I will deal with the results of the visit in a moment.

But let me first dispose of this “primary question”.

The basis of the US concern about Niger was a report from an unnamed foreign intelligence service, which later provided the text of an alleged contract between Iraq and Niger for the sale of uranium yellowcake, the refined form of the original ore.

Common sense indicates that anyone sent on a mission to investigate whether a sale had taken place would want to check the whole background. This might include whether any discussion of a sale had taken place and any approach made.

But one does not have to rely on what common sense says.

We have Wilson’s instructions.

They show that the Callahan distinction is wholly bogus and artificial.

The Senate Intelligence Committee on intelligence and the Iraq war, released in July 2004, looked into the Wilson visit in some detail.

On page 41 it describes how the CIA’s Counter Proliferation Division (CPD) briefed him on what to do.

“On February 20, 22002 CPD provided the former ambassador with talking points for his use with contacts in Niger. The talking points were general, asking officials if Niger had been approached, conducted discussions, or entered into any agreements concerning uranium transfers with any ‘countries of concern’…” (my italics).

So much for the Callahan distinction.

Let me now consider Callahan’s claims about the results of the mission.

He says that Wilson’s trip “did lend support to the idea that Iraq had sought to purchase uranium” from Niger. He claims that the BBC misrepresented this finding. to presumably downplay the results of the mission.

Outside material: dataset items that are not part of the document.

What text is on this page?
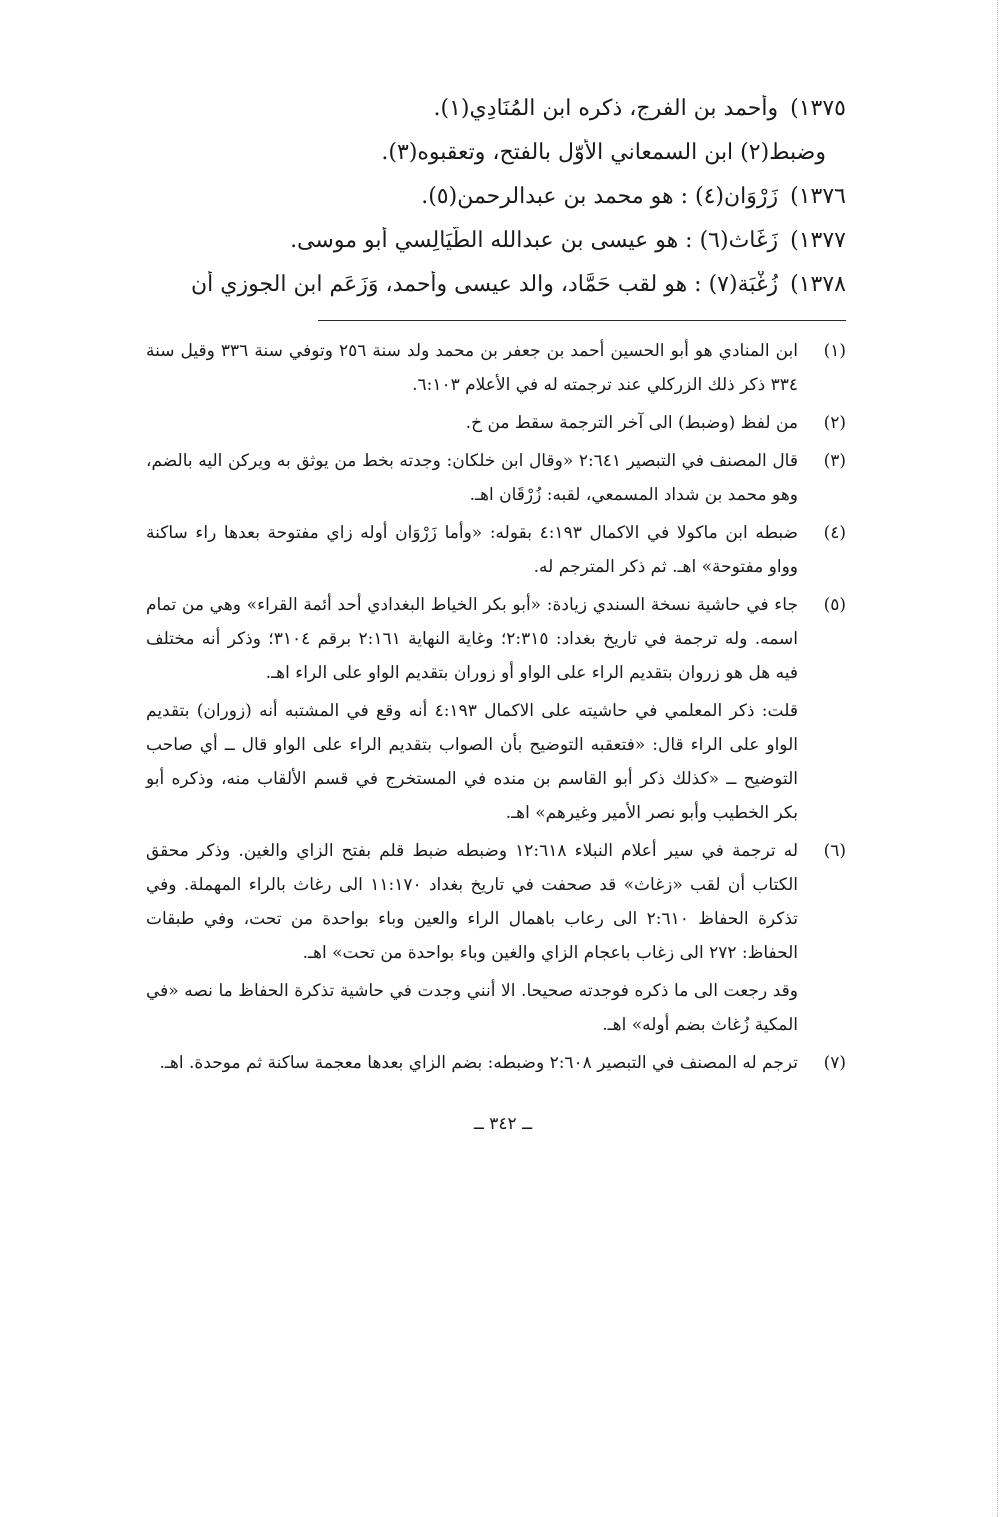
١٣٧٥)
وأحمد بن الفرج، ذكره ابن المُنَادِي(١).
وضبط(٢) ابن السمعاني الأوّل بالفتح، وتعقبوه(٣).
١٣٧٦)
زَرْوَان(٤) : هو محمد بن عبدالرحمن(٥).
١٣٧٧)
زَغَاث(٦) : هو عيسى بن عبدالله الطَّيَالِسي أبو موسى.
١٣٧٨)
زُغْبَة(٧) : هو لقب حَمَّاد، والد عيسى وأحمد، وَزَعَم ابن الجوزي أن
(١)

ابن المنادي هو أبو الحسين أحمد بن جعفر بن محمد ولد سنة ٢٥٦ وتوفي سنة ٣٣٦ وقيل سنة ٣٣٤ ذكر ذلك الزركلي عند ترجمته له في الأعلام ٦:١٠٣.

(٢)

من لفظ (وضبط) الى آخر الترجمة سقط من خ.

(٣)

قال المصنف في التبصير ٢:٦٤١ «وقال ابن خلكان: وجدته بخط من يوثق به ويركن اليه بالضم، وهو محمد بن شداد المسمعي، لقبه: زُرْقَان اهـ.

(٤)

ضبطه ابن ماكولا في الاكمال ٤:١٩٣ بقوله: «وأما زَرْوَان أوله زاي مفتوحة بعدها راء ساكنة وواو مفتوحة» اهـ. ثم ذكر المترجم له.

(٥)

جاء في حاشية نسخة السندي زيادة: «أبو بكر الخياط البغدادي أحد أئمة القراء» وهي من تمام اسمه. وله ترجمة في تاريخ بغداد: ٢:٣١٥؛ وغاية النهاية ٢:١٦١ برقم ٣١٠٤؛ وذكر أنه مختلف فيه هل هو زروان بتقديم الراء على الواو أو زوران بتقديم الواو على الراء اهـ.

قلت: ذكر المعلمي في حاشيته على الاكمال ٤:١٩٣ أنه وقع في المشتبه أنه (زوران) بتقديم الواو على الراء قال: «فتعقبه التوضيح بأن الصواب بتقديم الراء على الواو قال ــ أي صاحب التوضيح ــ «كذلك ذكر أبو القاسم بن منده في المستخرج في قسم الألقاب منه، وذكره أبو بكر الخطيب وأبو نصر الأمير وغيرهم» اهـ.

(٦)

له ترجمة في سير أعلام النبلاء ١٢:٦١٨ وضبطه ضبط قلم بفتح الزاي والغين. وذكر محقق الكتاب أن لقب «زغاث» قد صحفت في تاريخ بغداد ١١:١٧٠ الى رغاث بالراء المهملة. وفي تذكرة الحفاظ ٢:٦١٠ الى رعاب باهمال الراء والعين وباء بواحدة من تحت، وفي طبقات الحفاظ: ٢٧٢ الى زغاب باعجام الزاي والغين وباء بواحدة من تحت» اهـ.

وقد رجعت الى ما ذكره فوجدته صحيحا. الا أنني وجدت في حاشية تذكرة الحفاظ ما نصه «في المكية زُغاث بضم أوله» اهـ.

(٧)

ترجم له المصنف في التبصير ٢:٦٠٨ وضبطه: بضم الزاي بعدها معجمة ساكنة ثم موحدة. اهـ.

ــ ٣٤٢ ــ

The basis for Callahan’s claim was a conversation Wilson had with a former Prime Minister of Niger Ibrahim Mayaki. Mayaki reported that in June 1999 (to quote from the Senate report) a “businessman approached him and insisted that Mayaki meet with an Iraqi delegation to discuss “expanding commercial relations” between Niger and Iraq. Mayki interpreted this to mean that the delegation wanted to discuss uranium, as Niger had nothing else to sell.

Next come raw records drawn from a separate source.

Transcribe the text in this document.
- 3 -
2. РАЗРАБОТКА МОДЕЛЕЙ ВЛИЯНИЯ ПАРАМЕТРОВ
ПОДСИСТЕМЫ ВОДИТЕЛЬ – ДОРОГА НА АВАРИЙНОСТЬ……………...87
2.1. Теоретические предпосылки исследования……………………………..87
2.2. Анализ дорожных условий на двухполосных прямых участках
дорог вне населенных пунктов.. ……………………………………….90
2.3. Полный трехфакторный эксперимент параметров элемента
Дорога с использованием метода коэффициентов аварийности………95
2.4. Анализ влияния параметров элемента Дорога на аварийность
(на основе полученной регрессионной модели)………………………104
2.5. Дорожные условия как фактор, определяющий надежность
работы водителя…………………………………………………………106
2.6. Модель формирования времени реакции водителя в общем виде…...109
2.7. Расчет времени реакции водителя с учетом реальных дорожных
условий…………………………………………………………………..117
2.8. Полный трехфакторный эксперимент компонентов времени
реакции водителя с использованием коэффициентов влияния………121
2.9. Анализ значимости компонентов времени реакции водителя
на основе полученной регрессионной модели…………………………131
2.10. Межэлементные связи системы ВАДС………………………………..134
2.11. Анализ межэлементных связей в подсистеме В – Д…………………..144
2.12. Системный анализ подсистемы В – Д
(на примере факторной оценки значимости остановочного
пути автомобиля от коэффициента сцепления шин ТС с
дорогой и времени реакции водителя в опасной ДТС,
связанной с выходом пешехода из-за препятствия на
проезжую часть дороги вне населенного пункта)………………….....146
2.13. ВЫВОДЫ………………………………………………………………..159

Now, it is true that CIA regarded this information as the most interesting aspect of the Wilson mission. However it failed to convince others, especially the State Department, as the Senate report makes clear.

And let us not forget what Wilson told the Senate Committee staff. “He had told …US officials [the ambassador and another unnamed US official in Niger] he thought there was ‘nothing to the story,’” the Senate report stated. It added that the US ambassador in Niger said she recalled Wilson saying he had reached “the same conclusions that the embassy had, that it was ‘highly unlikely anything was going on.’”

Nevertheless, Callahan clearly expected the media to take the Mayaki supposition fully on board as supporting his case that there was fire behind the smoke.

Yet let us read on in the Senate report to find out what transpired at this meeting between Mayaki and the Iraqi delegation.

It tells us on page 44.

It turns out that Mayaki never even asked the delegation what they meant by “expanding commercial relations” and they never explained!

Mayaki claimed that he “made a successful effort to steer the conservation away from a discussion of trade..”, on the grounds that Iraq was under UN sanctions.

Now this does not mean that the Iraqis did not hope to discuss uranium but they did not make a very serious effort it appears.

One wonders how this delegation explained itself to Saddam Hussein.

So much for the strength of the Callahan claims about the results of the mission.

Callahan ranges far and wide across the field of this episode and I will not go through all the details. This, he himself has suggested, would be tedious. I have dealt with the main charges.

I will add two things though.

The first is that I accept that some of the wording on this story needs more care. I myself was guilty of implying in one story that Wilson had gone to Niger to investigate the British government’s belief (still held) that Iraq had sought uranium there.

The second is that I now intend to do an updated Question and Answer column on the Niger issue, which I hope will help resolve these issues. Such background is needed anyway to accompany stories about the charges against Lewis Libby.

But the plea, milud, to the charge of pursuing a “false narrative” is “not guilty.”